Since 2014, when the state first began issuing letter grades to all schools, Robbins Elementary has received a D, according to the North Carolina Department of Public Instruction (NCDPI). The score is determined by a student’s ability to read and understand math at their grade level, as measured by a standardized test at the end of each year. Also measured is how much a student has improved.
Robbins Elementary is particularly unique for a school in Moore County, having 40% of families living below the poverty line and 28% of students for which English is not their native language, according to Laurita. Both are obstacles to student achievement that other schools in Moore County do not face.

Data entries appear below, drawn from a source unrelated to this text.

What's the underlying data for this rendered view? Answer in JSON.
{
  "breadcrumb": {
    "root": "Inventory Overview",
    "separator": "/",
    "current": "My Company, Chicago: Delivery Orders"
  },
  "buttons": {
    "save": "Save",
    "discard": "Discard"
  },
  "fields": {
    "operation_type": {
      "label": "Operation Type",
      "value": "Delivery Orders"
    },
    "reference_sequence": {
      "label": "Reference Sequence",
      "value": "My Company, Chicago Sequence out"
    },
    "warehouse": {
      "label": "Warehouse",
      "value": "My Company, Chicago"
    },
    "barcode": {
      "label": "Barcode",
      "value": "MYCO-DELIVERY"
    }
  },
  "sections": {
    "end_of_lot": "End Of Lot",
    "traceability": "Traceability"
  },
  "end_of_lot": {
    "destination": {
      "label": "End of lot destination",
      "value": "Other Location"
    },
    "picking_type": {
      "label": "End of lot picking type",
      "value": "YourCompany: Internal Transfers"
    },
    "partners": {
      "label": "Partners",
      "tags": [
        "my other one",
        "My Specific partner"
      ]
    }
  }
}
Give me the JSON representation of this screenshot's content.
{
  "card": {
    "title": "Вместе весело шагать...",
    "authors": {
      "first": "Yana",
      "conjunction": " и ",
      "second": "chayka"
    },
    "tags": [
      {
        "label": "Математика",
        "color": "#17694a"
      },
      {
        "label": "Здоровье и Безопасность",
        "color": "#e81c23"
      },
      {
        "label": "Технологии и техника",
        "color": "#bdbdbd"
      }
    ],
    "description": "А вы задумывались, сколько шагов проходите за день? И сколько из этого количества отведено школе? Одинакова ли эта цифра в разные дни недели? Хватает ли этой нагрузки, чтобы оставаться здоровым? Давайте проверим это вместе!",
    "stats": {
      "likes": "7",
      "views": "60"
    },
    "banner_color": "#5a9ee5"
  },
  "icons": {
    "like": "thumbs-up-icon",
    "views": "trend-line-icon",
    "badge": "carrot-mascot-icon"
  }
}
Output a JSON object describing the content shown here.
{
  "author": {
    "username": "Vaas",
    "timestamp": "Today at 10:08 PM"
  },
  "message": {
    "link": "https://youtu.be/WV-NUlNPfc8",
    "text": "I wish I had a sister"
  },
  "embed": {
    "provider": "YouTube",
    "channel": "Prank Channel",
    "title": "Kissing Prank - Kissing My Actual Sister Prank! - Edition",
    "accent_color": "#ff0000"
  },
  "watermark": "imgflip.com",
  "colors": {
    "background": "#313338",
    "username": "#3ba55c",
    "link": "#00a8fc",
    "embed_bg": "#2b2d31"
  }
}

The hope is to turn around student performance by using the flexibility afforded under the state’s Restart Schools program. Together with two other low-performing schools, Aberdeen Elementary and Southern Middle School, Moore County Schools was given authority by NCDPI in June of 2020 to modify regulations related to school hours, hiring regulations and greater budget flexibility.
The school has begun to use a dual-language approach. Students receive instruction from an English-speaking teacher one day, and the same lesson is given in Spanish the next day. The voluntary program starts in kindergarten and extends to fifth grade.
By the time students enter middle school, children taught in the dual-language program actually score higher than other students, according to Moore County School leaders. The data also shows graduation rates are higher for those receiving early instruction in two languages.